Considering that Gradius V is the first of its series to offer a 3D world, the game looks mighty impressive even to this day. The graphical effects of the explosions are fantastic to look at while the details are pretty intricate and appealing. On top of that, the 3D backgrounds from one level to the next continue to have an attractive appearance.
As for the audio, the sound effects are a bit soft and lack some bass to them, even by PlayStation 2 standards. Still, Gradius V does have some nifty tracks. While they may not be as exciting as its predecessors, the game still manages to get players immersed into the space atmosphere.
As a side-scrolling space shooter, Gradius V remains faithful in terms of the gameplay to its predecessors. For those unfamiliar with this series, there are power-up items that you collect to boost up your power meter. For each one you collect, you shift your choices within this meter from speed, to missiles, to double guns, and so forth with the last being force field.
The enemies are plentiful and diverse while the obstacles themselves vary in size and appearance. This ends up being an epic type of gameplay where you’ll really need to think on the spot and react accordingly. At the end of each level, you face off against a boss, which can be pretty exciting. A big letdown, however, is the final boss, which is easy to defeat compared to those in the previous levels.

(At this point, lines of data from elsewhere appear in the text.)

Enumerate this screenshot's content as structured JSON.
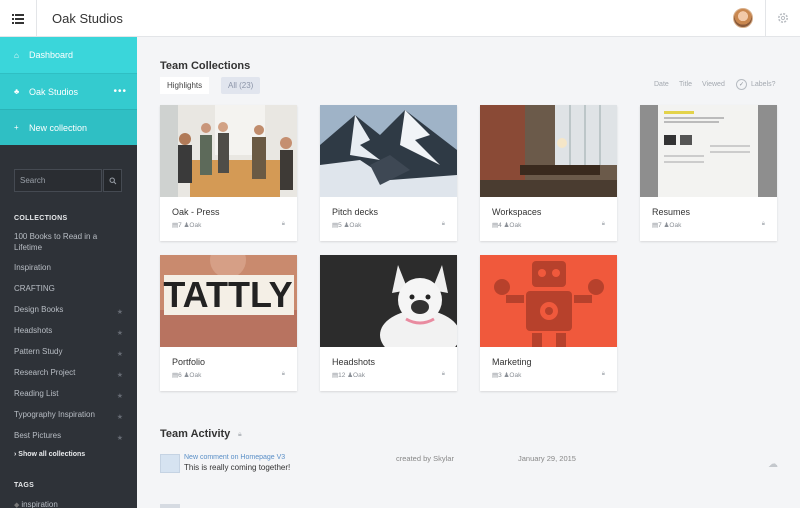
{
  "app": {
    "title": "Oak Studios"
  },
  "sidebar": {
    "nav": [
      {
        "label": "Dashboard",
        "icon": "home-icon"
      },
      {
        "label": "Oak Studios",
        "icon": "team-icon",
        "more": "•••"
      },
      {
        "label": "New collection",
        "icon": "plus-icon"
      }
    ],
    "search_placeholder": "Search",
    "collections_heading": "COLLECTIONS",
    "collections": [
      {
        "label": "100 Books to Read in a Lifetime",
        "starred": false
      },
      {
        "label": "Inspiration",
        "starred": false
      },
      {
        "label": "CRAFTING",
        "starred": false
      },
      {
        "label": "Design Books",
        "starred": true
      },
      {
        "label": "Headshots",
        "starred": true
      },
      {
        "label": "Pattern Study",
        "starred": true
      },
      {
        "label": "Research Project",
        "starred": true
      },
      {
        "label": "Reading List",
        "starred": true
      },
      {
        "label": "Typography Inspiration",
        "starred": true
      },
      {
        "label": "Best Pictures",
        "starred": true
      }
    ],
    "show_all": "Show all collections",
    "tags_heading": "TAGS",
    "tags": [
      "inspiration"
    ]
  },
  "main": {
    "title": "Team Collections",
    "tabs": {
      "highlights": "Highlights",
      "all": "All (23)"
    },
    "sort": {
      "date": "Date",
      "title": "Title",
      "viewed": "Viewed",
      "labels": "Labels?"
    },
    "cards": [
      {
        "name": "Oak - Press",
        "count": "7",
        "owner": "Oak"
      },
      {
        "name": "Pitch decks",
        "count": "5",
        "owner": "Oak"
      },
      {
        "name": "Workspaces",
        "count": "4",
        "owner": "Oak"
      },
      {
        "name": "Resumes",
        "count": "7",
        "owner": "Oak"
      },
      {
        "name": "Portfolio",
        "count": "6",
        "owner": "Oak"
      },
      {
        "name": "Headshots",
        "count": "12",
        "owner": "Oak"
      },
      {
        "name": "Marketing",
        "count": "3",
        "owner": "Oak"
      }
    ],
    "activity": {
      "title": "Team Activity",
      "items": [
        {
          "link": "New comment on Homepage V3",
          "text": "This is really coming together!",
          "by": "created by Skylar",
          "date": "January 29, 2015"
        }
      ]
    }
  },
  "colors": {
    "accent": "#35d0d4",
    "sidebar": "#2e3238",
    "marketing": "#f0593c"
  }
}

Gradius V consists of eight levels, which can take around 10 hours to complete at first. Once you get a hang of it and manage to hold on to your power-ups as you progress, then you can probably complete in just a few hours. As such, the game does not have a lot going on in terms of longevity.

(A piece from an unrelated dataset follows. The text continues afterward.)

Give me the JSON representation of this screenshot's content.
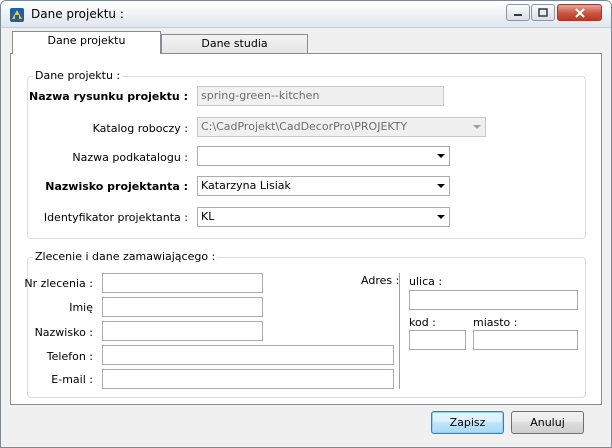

What does give Gradius V its lasting appeal is the ability for players to engage in a two-player co-op mode. While it could make the game less difficult, it still is a treat to tackle on the space baddies with a friend.
If you are seeking a PS2 classic that successfully captures the essence of space madness coupled with nice graphics, then Gradius V is here to deliver. Even though it’s not going to “blast” you away amongst the games of today’s visual standards, it still has this degree of charm that will keep you entertained.